Electric Pickle demonstration from Duchamp on YouTube
I got this from Penn & Teller’s very fun 1992 book, “How to Play With Your Food“. I picked up all kinds of neat tricks from that book, but this is far and away my favorite: the glowing pickle trick. I’ve done this dozens of times. It’s pretty simple really: you just plug a pickle into the wall. You’re probably saying to yourself “that sounds dangerous,” and you’re right — it is. As a matter of fact, Penn & Teller’s book doesn’t actually tell you how to do it — they just point out that it’s possible, without giving instructions. I like you better than Pell & Teller do, though, so I’m going to tell you the particulars. But still — this involves exposed wires, which makes it dangerous, so don’t do it. Now that I have that disclaimer out of the way, here’s how to do it:
- Buy pickles — dill pickles. You want ‘em nice & salty.
- Get an electrical cord. You can cut one off of an old appliance (buy one on the cheap at Goodwill), or just buy an extension cord. It doesn’t need to be very long, a few feet will do.
- Split the cord down the middle into its two halves, to about a foot and a half down the cord.
- Carefully remove the plastic sheathing around the copper wiring inside, a good couple inches down.

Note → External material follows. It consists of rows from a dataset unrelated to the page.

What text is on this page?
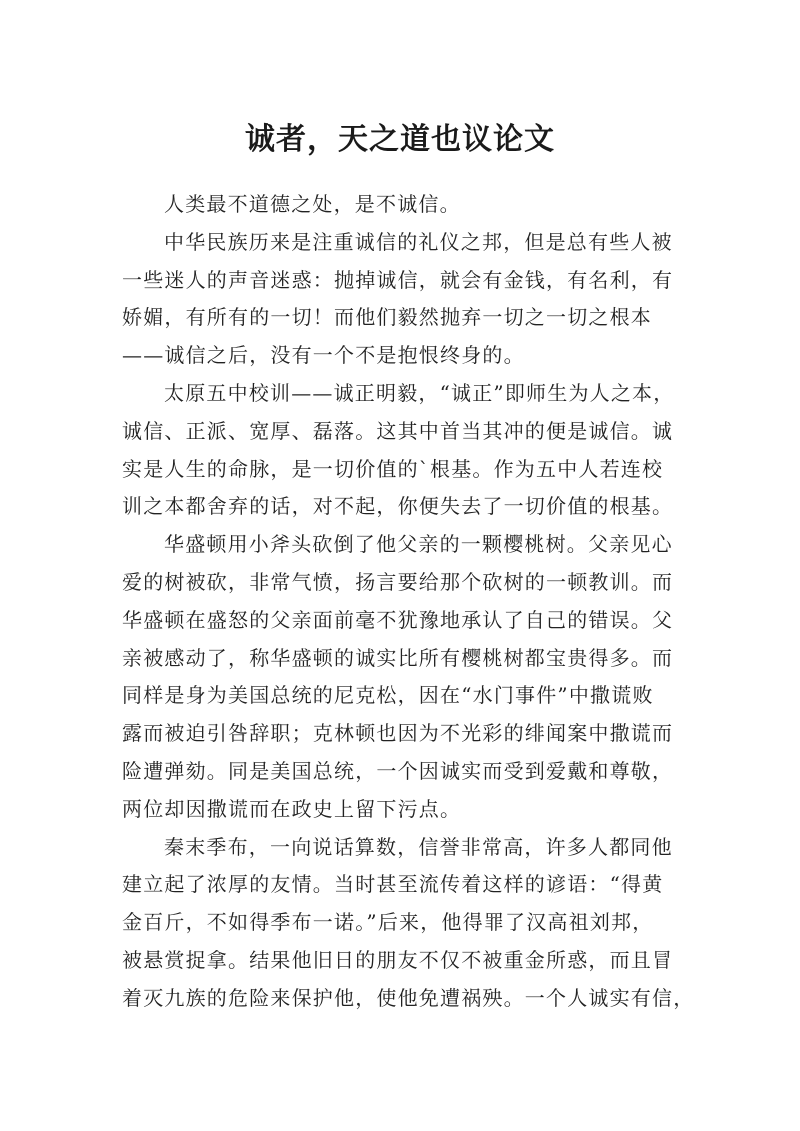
诚者，天之道也议论文

人类最不道德之处，是不诚信。

中华民族历来是注重诚信的礼仪之邦，但是总有些人被
一些迷人的声音迷惑：抛掉诚信，就会有金钱，有名利，有
娇媚，有所有的一切！而他们毅然抛弃一切之一切之根本
——诚信之后，没有一个不是抱恨终身的。

太原五中校训——诚正明毅，“诚正”即师生为人之本，
诚信、正派、宽厚、磊落。这其中首当其冲的便是诚信。诚
实是人生的命脉，是一切价值的`根基。作为五中人若连校
训之本都舍弃的话，对不起，你便失去了一切价值的根基。

华盛顿用小斧头砍倒了他父亲的一颗樱桃树。父亲见心
爱的树被砍，非常气愤，扬言要给那个砍树的一顿教训。而
华盛顿在盛怒的父亲面前毫不犹豫地承认了自己的错误。父
亲被感动了，称华盛顿的诚实比所有樱桃树都宝贵得多。而
同样是身为美国总统的尼克松，因在“水门事件”中撒谎败
露而被迫引咎辞职；克林顿也因为不光彩的绯闻案中撒谎而
险遭弹劾。同是美国总统，一个因诚实而受到爱戴和尊敬，
两位却因撒谎而在政史上留下污点。

秦末季布，一向说话算数，信誉非常高，许多人都同他
建立起了浓厚的友情。当时甚至流传着这样的谚语：“得黄
金百斤，不如得季布一诺。”后来，他得罪了汉高祖刘邦，
被悬赏捉拿。结果他旧日的朋友不仅不被重金所惑，而且冒
着灭九族的危险来保护他，使他免遭祸殃。一个人诚实有信，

- Twist the copper wires into a point. From here, you’ve got a few options:
- Try spiking the copper wires directly into the pickle. This can be a bit tricky if your wires are… flaccid.
- Wrap the copper wires around the loop end of a metal spike. The spikes they sell for lacing turkeys work pretty well, or you can use a fork, or a nail.
- I spike the cord into opposite ends of the pickle, but I’ve also seen configurations where the spikes both come into one end of the pickle, and are spaced a bit apart.
- Make sure your pickle is on a safe surface (i.e., one that won’t conduct electricity) and stand back.
- Turn out the lights and plug the sucker in.
You caught that bit where I said to not do this, right? Good.
Here’s a truncated version of how & why it works: the electricity is conducted across the pickle by the pickle’s moisture, and the yellow light is emitted when the sodium ions in the pickle become excited. The smoke & charred pickle smell are because you’re electrocuting a pickle, yo!